Diversionary feeding can be successfully used to discourage problem bear behaviour. Ben Kilham (author of Among the Bears) suggests a plan using the same food the bears are feeding on in someone's backyard, only delivered to them deep in the woods in good cover. Given a choice, bears will always take food at a more secure location.

One of the big reasons for an increase of bear activity in residential areas is a seasonal shortage of natural foods in the nearby woods. Establishing select feeding sites can be effective in these situations, but it's important to have a specific plan, a limited feeding program, and a definite end. Proper sites must be secure: remote, in good cover, and not readily accessible to hunters. A good natural water source should be nearby. If it's done correctly, bears will communicate the whereabouts of relocated food sites in order to share them, making it cost effective to maintain the needed bait sites.

An attempt to feed a specific bear is unlikely to work if there are other bears in the area. Younger, less dominant bears will be displaced from the area and may begin getting into trouble elsewhere - a situation where good intentions have gone awry. However, a sufficient food supply will prevent dominant bears from controlling the bait site and disrupting the social hierarchy in the bear community.

Diversionary Feeding has become a very controversial option, as managers are afraid to push bear control efforts in the direction of the problem itself. However, there's nothing that will motivate a bear more effectively than food. A bear's daily routine is consumed by the search for food. Often traditional solutions that don't work are anthropocentric; we understood what they are supposed to convey, but the bears don't. If we approach the problem from the bear's point of view, we can use 'food' to effectively manipulate their behaviour.

Clearly this is only a temporary solution. The only real cure to residential bear problems is for people clean up food or garbage that may attract bears.

From Among the Bears: Raising Orphan Cubs in the Wild, a book written by Ben Kilham and Ed Gray and published by Henry Holt, 2002.


Habitat Enhancement

Enhancing natural habitat in areas surrounding human development may be a good way to keep bears out of residential areas. This can be accomplished by thinning heavily wooded areas near natural travel corridors, allowing the sunlight to penetrate the thick forest and promote richer undergrowth. Parks, ski hills and golf courses, by their very design, often provide enhanced habitat for bears.
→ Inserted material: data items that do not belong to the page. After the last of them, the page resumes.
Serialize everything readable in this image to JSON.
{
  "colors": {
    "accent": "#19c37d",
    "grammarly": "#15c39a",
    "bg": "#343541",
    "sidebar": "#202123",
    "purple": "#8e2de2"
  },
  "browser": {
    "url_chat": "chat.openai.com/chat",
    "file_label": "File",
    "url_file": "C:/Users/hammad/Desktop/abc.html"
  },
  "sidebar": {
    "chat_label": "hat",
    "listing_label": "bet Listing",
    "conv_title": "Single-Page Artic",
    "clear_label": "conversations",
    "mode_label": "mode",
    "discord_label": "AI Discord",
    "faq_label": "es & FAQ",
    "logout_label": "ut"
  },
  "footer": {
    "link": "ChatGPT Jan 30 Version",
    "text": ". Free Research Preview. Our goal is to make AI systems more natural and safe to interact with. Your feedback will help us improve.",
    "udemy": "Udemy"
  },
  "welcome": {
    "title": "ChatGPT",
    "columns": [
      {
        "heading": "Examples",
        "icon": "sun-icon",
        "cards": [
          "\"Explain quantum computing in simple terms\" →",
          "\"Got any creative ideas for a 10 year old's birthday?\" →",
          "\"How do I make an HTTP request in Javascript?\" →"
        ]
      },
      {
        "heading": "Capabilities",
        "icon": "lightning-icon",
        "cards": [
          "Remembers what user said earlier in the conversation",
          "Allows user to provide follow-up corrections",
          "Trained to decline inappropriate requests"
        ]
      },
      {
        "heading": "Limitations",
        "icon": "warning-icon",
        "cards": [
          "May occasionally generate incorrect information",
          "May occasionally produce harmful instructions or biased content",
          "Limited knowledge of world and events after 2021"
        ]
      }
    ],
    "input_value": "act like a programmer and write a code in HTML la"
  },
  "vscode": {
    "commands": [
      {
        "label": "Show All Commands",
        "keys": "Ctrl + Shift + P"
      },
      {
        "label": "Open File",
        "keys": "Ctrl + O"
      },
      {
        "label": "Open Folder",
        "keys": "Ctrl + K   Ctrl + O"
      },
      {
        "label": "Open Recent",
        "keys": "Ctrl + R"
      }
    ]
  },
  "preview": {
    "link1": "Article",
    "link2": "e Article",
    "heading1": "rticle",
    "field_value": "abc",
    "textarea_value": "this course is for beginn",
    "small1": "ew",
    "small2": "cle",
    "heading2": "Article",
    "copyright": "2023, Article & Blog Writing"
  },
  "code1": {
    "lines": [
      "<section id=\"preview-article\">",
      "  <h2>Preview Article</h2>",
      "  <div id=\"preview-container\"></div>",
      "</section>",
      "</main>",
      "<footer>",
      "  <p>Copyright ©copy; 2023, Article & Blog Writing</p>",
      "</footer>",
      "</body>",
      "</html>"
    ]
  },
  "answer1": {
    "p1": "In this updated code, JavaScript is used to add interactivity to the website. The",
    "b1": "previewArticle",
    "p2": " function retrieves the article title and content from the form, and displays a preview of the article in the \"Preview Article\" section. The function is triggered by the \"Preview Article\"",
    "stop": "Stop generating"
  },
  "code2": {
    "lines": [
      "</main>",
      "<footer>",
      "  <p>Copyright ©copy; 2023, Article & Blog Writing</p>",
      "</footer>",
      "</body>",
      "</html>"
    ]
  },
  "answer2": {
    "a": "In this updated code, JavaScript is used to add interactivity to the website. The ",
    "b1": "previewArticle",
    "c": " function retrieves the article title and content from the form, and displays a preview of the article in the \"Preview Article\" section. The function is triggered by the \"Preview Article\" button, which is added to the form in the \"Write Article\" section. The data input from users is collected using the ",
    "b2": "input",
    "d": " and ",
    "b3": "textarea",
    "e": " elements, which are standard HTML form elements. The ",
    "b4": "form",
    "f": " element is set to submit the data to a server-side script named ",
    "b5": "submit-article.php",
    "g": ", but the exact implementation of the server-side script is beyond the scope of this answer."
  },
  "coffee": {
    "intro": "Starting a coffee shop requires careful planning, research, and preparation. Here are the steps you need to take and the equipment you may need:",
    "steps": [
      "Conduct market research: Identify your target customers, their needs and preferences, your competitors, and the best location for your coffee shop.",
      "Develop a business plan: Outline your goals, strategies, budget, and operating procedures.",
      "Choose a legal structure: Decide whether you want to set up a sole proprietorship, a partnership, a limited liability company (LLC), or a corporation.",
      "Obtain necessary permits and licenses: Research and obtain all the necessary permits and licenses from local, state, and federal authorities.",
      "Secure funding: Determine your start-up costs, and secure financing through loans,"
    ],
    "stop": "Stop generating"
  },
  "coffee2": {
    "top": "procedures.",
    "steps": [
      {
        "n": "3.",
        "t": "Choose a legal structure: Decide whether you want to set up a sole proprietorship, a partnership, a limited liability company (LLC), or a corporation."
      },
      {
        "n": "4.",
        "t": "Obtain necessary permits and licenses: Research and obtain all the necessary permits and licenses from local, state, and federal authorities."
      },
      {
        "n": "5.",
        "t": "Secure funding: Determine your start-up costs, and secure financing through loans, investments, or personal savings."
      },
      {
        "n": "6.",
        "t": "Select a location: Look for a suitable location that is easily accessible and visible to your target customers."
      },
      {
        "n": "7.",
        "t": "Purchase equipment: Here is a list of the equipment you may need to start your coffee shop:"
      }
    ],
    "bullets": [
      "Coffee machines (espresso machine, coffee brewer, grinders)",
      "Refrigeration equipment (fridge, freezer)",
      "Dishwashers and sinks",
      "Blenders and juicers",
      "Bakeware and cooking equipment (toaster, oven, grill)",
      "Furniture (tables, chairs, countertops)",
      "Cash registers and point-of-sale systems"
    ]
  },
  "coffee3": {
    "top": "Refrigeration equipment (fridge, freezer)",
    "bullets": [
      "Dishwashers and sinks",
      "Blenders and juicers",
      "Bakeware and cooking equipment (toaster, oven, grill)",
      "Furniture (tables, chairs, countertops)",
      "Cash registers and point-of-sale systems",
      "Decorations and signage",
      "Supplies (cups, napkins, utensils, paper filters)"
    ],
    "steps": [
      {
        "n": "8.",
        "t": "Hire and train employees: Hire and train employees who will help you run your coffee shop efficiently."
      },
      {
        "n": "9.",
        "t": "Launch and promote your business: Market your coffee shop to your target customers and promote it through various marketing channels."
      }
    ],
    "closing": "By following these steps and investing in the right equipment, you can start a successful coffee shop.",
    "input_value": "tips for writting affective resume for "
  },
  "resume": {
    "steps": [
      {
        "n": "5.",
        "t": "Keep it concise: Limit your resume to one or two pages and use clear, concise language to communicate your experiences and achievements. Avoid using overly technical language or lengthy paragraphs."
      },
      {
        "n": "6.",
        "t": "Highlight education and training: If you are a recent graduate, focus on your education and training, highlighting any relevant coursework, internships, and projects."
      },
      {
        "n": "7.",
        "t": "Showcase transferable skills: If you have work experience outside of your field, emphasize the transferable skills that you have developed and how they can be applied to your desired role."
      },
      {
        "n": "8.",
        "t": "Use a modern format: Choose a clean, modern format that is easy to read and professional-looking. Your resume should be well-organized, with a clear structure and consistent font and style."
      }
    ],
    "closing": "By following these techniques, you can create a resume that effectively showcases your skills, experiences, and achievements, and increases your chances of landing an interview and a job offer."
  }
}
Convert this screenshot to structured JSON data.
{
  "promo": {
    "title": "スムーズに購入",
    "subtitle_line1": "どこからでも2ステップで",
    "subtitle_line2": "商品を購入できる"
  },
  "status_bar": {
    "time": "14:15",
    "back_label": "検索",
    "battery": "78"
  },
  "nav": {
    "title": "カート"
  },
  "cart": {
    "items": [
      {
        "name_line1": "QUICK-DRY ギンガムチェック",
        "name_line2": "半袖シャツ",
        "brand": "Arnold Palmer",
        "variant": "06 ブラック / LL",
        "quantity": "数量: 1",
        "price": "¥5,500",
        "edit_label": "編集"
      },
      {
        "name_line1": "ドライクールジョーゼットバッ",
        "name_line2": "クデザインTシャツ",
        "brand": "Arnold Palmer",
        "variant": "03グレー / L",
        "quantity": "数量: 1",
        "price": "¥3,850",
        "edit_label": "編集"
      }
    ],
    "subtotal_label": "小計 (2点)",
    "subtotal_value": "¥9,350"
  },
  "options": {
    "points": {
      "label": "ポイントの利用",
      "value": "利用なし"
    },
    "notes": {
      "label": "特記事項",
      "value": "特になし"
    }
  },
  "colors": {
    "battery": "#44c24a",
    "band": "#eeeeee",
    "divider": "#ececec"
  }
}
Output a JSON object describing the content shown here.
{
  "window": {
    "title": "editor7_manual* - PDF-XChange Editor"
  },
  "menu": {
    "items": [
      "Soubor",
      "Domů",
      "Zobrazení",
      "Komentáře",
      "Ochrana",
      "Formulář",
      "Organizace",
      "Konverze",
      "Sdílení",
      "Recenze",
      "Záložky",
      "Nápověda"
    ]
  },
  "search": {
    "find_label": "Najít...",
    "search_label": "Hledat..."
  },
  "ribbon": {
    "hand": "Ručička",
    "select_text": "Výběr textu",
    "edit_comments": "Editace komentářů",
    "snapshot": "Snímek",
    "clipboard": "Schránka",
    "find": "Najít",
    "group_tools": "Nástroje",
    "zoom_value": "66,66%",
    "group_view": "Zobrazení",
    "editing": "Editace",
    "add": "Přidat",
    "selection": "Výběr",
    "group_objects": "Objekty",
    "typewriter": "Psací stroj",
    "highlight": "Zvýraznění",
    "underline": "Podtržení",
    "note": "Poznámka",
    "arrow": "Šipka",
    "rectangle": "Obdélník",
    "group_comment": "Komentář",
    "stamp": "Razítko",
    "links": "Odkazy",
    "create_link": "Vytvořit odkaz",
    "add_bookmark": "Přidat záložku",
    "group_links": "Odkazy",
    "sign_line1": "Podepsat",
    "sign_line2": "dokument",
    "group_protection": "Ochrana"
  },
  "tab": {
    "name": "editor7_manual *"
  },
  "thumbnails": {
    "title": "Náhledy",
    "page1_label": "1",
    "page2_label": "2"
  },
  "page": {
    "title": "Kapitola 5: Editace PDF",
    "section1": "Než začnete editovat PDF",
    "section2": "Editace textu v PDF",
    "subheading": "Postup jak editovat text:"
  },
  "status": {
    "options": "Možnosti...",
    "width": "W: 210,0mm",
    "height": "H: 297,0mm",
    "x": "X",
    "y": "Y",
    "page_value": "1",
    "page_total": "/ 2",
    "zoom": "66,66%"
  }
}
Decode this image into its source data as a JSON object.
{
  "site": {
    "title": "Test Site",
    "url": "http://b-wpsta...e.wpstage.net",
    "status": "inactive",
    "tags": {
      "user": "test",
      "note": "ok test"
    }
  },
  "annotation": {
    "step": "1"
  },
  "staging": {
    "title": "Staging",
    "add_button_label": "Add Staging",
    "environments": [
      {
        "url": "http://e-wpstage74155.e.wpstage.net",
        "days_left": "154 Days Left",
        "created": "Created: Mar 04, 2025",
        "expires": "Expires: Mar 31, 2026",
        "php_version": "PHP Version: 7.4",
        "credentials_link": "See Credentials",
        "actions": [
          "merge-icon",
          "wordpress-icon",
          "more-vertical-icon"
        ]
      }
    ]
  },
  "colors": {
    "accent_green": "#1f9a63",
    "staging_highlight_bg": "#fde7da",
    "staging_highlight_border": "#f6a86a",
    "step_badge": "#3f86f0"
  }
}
Native berry or nut producing trees/shrubs can also be planted, particularly those that product fruit during the fall when other food sources have been depleted.

It is also important to remove trees/shrubs in areas where bears are not welcome.


Intercept Feeding

Southern Alberta area biologists have cooperatively confronted grizzly bear attacks on livestock head on for the past six years. The Spring Grizzly Bear Intercept Feeding program was founded by Richard Quinlan, of Pincher Creek. It was initialized in response to grizzly cattle conflicts.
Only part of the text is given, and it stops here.